可以将文章内容翻译成中文,广告屏蔽插件可能会导致该功能失效(如失效,请关闭广告屏蔽插件后再试):
问题:
I'm pretty new to databases, so forgive me if this is a silly question.
In modern databases, if I use an index to access a row, I believe this will be O(1) complexity. But if I do a query to select another column, will it be O(1) or O(n)? Does the database have to iterate through all the rows, or does it build a sorted list for each column?
回答1:
Actually, I think access based on an index will be O(log(n)), because you'll still be searching down through a B-Tree-esque organization to get to your record.
回答2:
To answer your literal question, yes if there is no index on a column, the database engine will have to look at all rows.
In the more interesting case of selecting by multiple columns, both with and without index, the situation becomes more complex: If the Query Optimizer chooses to use the index, then it'll first select rows based on the index and then apply a filter with the remaining constraints. Thus reducing the second filtering operation from O(number of rows) to O(number of selected rows by index). The ratio between these two number is called selectivity and an important statistic when choosing which index to use.
回答3:
Indexes are per column, so if you use a where clause on a un-indexed column it will do a so called tablescan which is O(n).
回答4:
I don't know the answer, but keep in mind that big-O notation only gives you an indication of performance for data-set sizes which are arbitrarily large.

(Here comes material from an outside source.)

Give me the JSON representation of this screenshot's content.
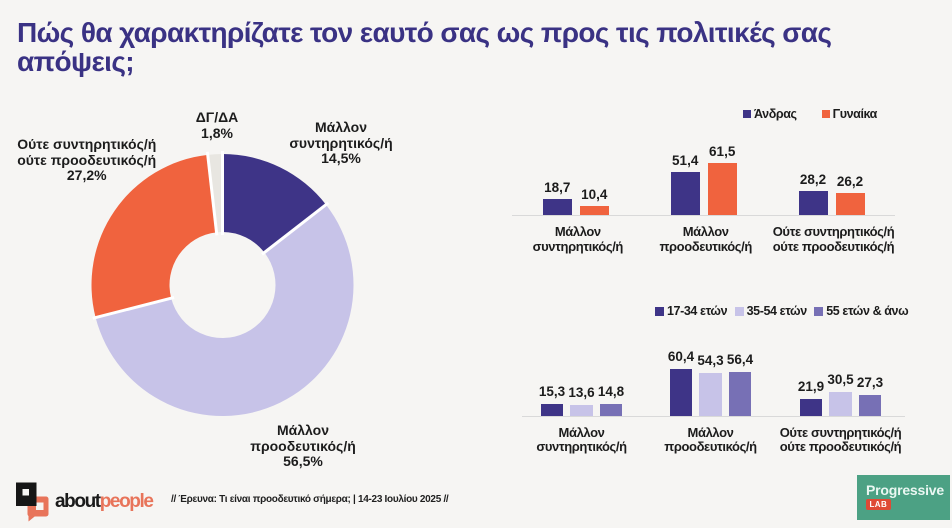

For example, the bottleneck for database performance is typically disk seeks. Therefore, performance is greatly increased if the working data-set can be kept in memory. Big-O notation won't tell you anything about such optimizations, because they are only relevant for finite data-sets.
回答5:
B-trees do not yield O(logN), that is the complexity of a binary tree.
A B-Tree is organised such that it has an entire block per node, thus once a node is found a single I/O operation can read an entire block.
With the number of items per node = blocking factor (#records/block){bfr}, a B-Tree optimized search will yield O(log bfr÷2 +1 N) I/O operations instead of O(N) I/O operations seeking a record by key.
回答6:
You have indexes. Clustered indexes are physically sorted on the disk, you can have only one per table. Unclustered indexes are logically sorted and you can have many of those (careful not to abuse it either, it might slow down write actions).
If there is no index on your column then I believe it's the good old row by row method.
回答7:
There are different types of indexes, different execution plans and different implementations for different databases. Most of the code of relations database is in search-optimising algorithms. There is not a single answer to your question. You can use a tool to visualise the execution plan when you want to know how a query is going to be executed.